After taxpayers had to bail out lenders during the global financial crisis of 2007-09, regulators introduced rules designed to “resolve” a failing lender without causing market mayhem.
The aim was to avoid taxpayers’ cash being used in the future and to ensure that banks could no longer be ‘too big to fail’.
Public funds, however, were relied on by Swiss authorities to force a takeover of Credit Suisse by domestic rival UBS, raising doubts about the global resolution framework.
The banking crisis in March also led to the Bank of England and finance ministry engineering a takeover of Silicon Valley Bank’s UK subsidiary by HSBC.
“I think we have a done a lot to overcome the problem of too big to fail, but it’s really important to stress that this isn’t a one-and-done thing,” Ramsden told an event organised by accountancy firm Deloitte.

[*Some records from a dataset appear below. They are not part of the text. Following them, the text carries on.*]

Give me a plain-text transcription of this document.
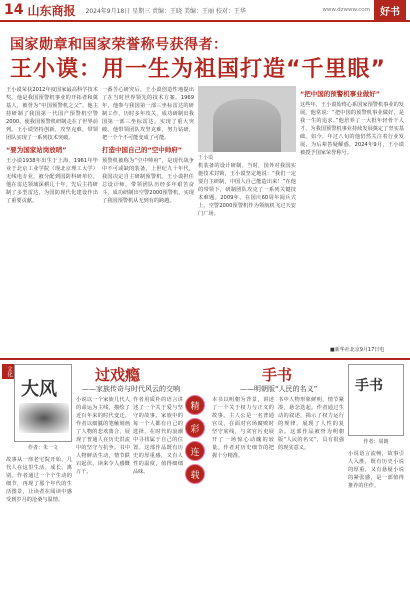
14 山东商报 2024年9月18日 星期三 责编：王晓 美编：王丽 校对：王华	www.dzwww.com	好书
国家勋章和国家荣誉称号获得者：
王小谟：用一生为祖国打造“千里眼”

王小谟荣获2012年度国家最高科学技术奖。他是我国预警机事业的开拓者和奠基人，被誉为“中国预警机之父”。他主持研制了我国第一代国产预警机空警2000，使我国预警机研制走在了世界前列。王小谟坚持创新，攻坚克难，带领团队实现了一系列技术突破。

“要为国家站岗放哨”

王小谟1938年出生于上海，1961年毕业于北京工业学院（现北京理工大学）无线电专业，被分配到国防科研单位。他在雷达领域深耕几十年，先后主持研制了多型雷达，为国防现代化建设作出了重要贡献。

一番苦心研究后，王小谟创造性地提出了在当时世界领先的技术方案。1969年，他参与我国第一部三坐标雷达的研制工作，历时多年攻关，成功研制出我国第一部三坐标雷达，实现了重大突破。他带领团队攻坚克难，努力钻研，把一个个不可能变成了可能。

打造中国自己的“空中帅府”

预警机被称为“空中帅府”，是现代战争中不可或缺的装备。上世纪九十年代，我国决定自主研制预警机。王小谟担任总设计师，带领团队历经多年艰苦奋斗，成功研制出空警2000预警机，实现了我国预警机从无到有的跨越。

王小谟

机装备的设计研制。当时，国外对我国实施技术封锁，王小谟坚定地说：“我们一定要自主研制，中国人自己能造出来！”在他的带领下，研制团队攻克了一系列关键技术难题。2009年，在国庆60周年阅兵式上，空警2000预警机作为领航机飞过天安门广场。

“把中国的预警机事业做好”

这些年，王小谟始终心系国家预警机事业的发展。他常说：“把中国的预警机事业做好，是我一生的追求。”他培养了一大批年轻骨干人才，为我国预警机事业持续发展奠定了坚实基础。如今，年过八旬的他仍然关注着行业发展，为后辈答疑解惑。2024年9月，王小谟被授予国家荣誉称号。

■新华社北京9月17日电
文化
大风
作者：朱一文
过戏瘾
——家族传奇与时代风云的交响

小说以一个家族几代人的命运为主线，描绘了近百年来的时代变迁。作者以细腻的笔触刻画了人物的悲欢离合，展现了普通人在历史洪流中的坚守与抗争。书中人物鲜活生动，情节跌宕起伏，读来令人感慨万千。

作者用质朴的语言讲述了一个关于爱与坚守的故事。家族中的每一个人都有自己的选择，在时代的浪潮中寻找属于自己的位置。这部作品既有历史的厚重感，又有人性的温度，值得细细品味。

故事从一座老宅院开始，几代人在这里生活、成长、离别。作者通过一个个生动的细节，再现了那个年代的生活图景，让读者在阅读中感受到岁月的沧桑与温情。

精
彩
连
载
手书
——明朝版“人民的名义”	手书
作者：周朗

本书以明朝为背景，讲述了一个关于权力与正义的故事。主人公是一名普通官员，在面对官场腐败时坚守底线，与贪官污吏展开了一场惊心动魄的较量。作者对历史细节的把握十分精准。

书中人物形象鲜明，情节紧凑，悬念迭起。作者通过生动的叙述，揭示了权力运行的规律，展现了人性的复杂。这部作品被誉为明朝版“人民的名义”，具有很强的现实意义。

小说语言流畅，故事引人入胜，既有历史小说的厚重，又有悬疑小说的紧张感，是一部值得推荐的佳作。
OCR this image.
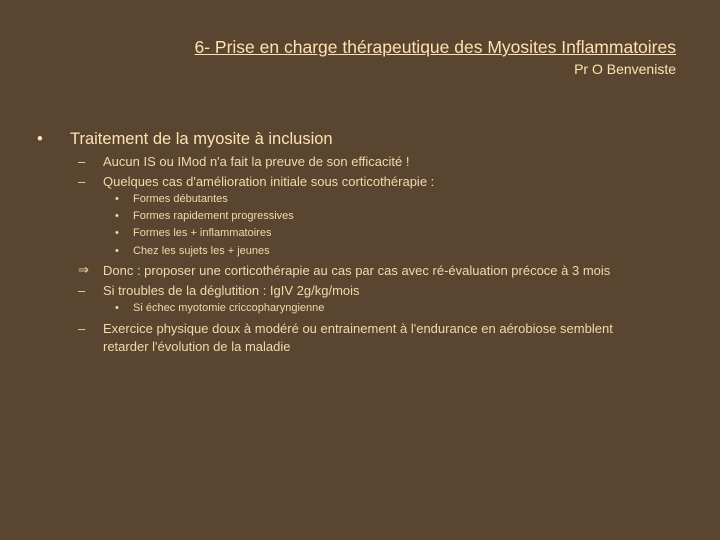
6- Prise en charge thérapeutique des Myosites Inflammatoires
Pr O Benveniste
• Traitement de la myosite à inclusion
– Aucun IS ou IMod n'a fait la preuve de son efficacité !
– Quelques cas d'amélioration initiale sous corticothérapie :
• Formes débutantes
• Formes rapidement progressives
• Formes les + inflammatoires
• Chez les sujets les + jeunes
⇒ Donc : proposer une corticothérapie au cas par cas avec ré-évaluation précoce à 3 mois
– Si troubles de la déglutition : IgIV 2g/kg/mois
• Si échec myotomie criccopharyngienne
– Exercice physique doux à modéré ou entrainement à l'endurance en aérobiose semblent
retarder l'évolution de la maladie
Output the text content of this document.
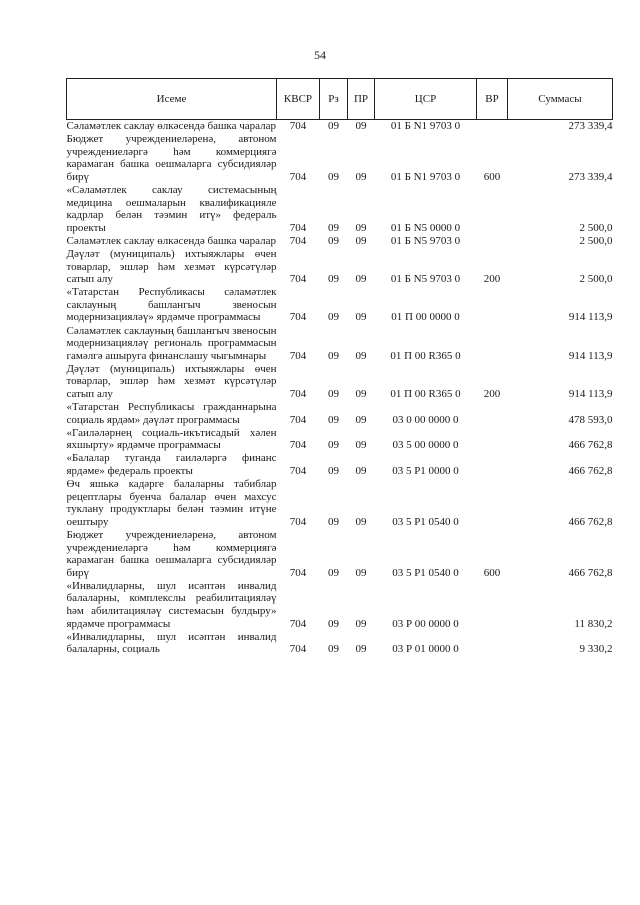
54
Исеме	КВСР	Рз	ПР	ЦСР	ВР	Суммасы
Сәламәтлек саклау өлкәсендә башка чаралар	704	09	09	01 Б N1 9703 0		273 339,4
Бюджет учреждениеләренә, автоном учреждениеләргә һәм коммерциягә карамаган башка оешмаларга субсидияләр бирү	704	09	09	01 Б N1 9703 0	600	273 339,4
«Сәламәтлек саклау системасының медицина оешмаларын квалификацияле кадрлар белән тәэмин итү» федераль проекты	704	09	09	01 Б N5 0000 0		2 500,0
Сәламәтлек саклау өлкәсендә башка чаралар	704	09	09	01 Б N5 9703 0		2 500,0
Дәүләт (муниципаль) ихтыяжлары өчен товарлар, эшләр һәм хезмәт күрсәтүләр сатып алу	704	09	09	01 Б N5 9703 0	200	2 500,0
«Татарстан Республикасы сәламәтлек саклауның башлангыч звеносын модернизацияләү» ярдәмче программасы	704	09	09	01 П 00 0000 0		914 113,9
Сәламәтлек саклауның башлангыч звеносын модернизацияләү региональ программасын гамәлгә ашыруга финанслашу чыгымнары	704	09	09	01 П 00 R365 0		914 113,9
Дәүләт (муниципаль) ихтыяжлары өчен товарлар, эшләр һәм хезмәт күрсәтүләр сатып алу	704	09	09	01 П 00 R365 0	200	914 113,9
«Татарстан Республикасы гражданнарына социаль ярдәм» дәүләт программасы	704	09	09	03 0 00 0000 0		478 593,0
«Гаиләләрнең социаль-икътисадый хәлен яхшырту» ярдәмче программасы	704	09	09	03 5 00 0000 0		466 762,8
«Балалар туганда гаиләләргә финанс ярдәме» федераль проекты	704	09	09	03 5 P1 0000 0		466 762,8
Өч яшькә кадәрге балаларны табиблар рецептлары буенча балалар өчен махсус туклану продуктлары белән тәэмин итүне оештыру	704	09	09	03 5 P1 0540 0		466 762,8
Бюджет учреждениеләренә, автоном учреждениеләргә һәм коммерциягә карамаган башка оешмаларга субсидияләр бирү	704	09	09	03 5 P1 0540 0	600	466 762,8
«Инвалидларны, шул исәптән инвалид балаларны, комплекслы реабилитацияләү һәм абилитацияләү системасын булдыру» ярдәмче программасы	704	09	09	03 Р 00 0000 0		11 830,2
«Инвалидларны, шул исәптән инвалид балаларны, социаль	704	09	09	03 Р 01 0000 0		9 330,2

“You need to keep testing that conclusion.”
The March events showed a need to enhance regulators’ “toolkit” for smaller bank failures, and enhance the readiness to “bail in” banks using their own resources, he said.
The BoE will publish an update next summer on how easy it would be to close down a big UK bank without disruption to customers.
Readiness and flexibility in which options to use in a crisis were key to maximising the chances of a smooth and successful outcome, he said.
He urged banks to use the BoE’s liquidity facilities after SVB’s failure highlighted how social media can accelerate withdrawals of deposits.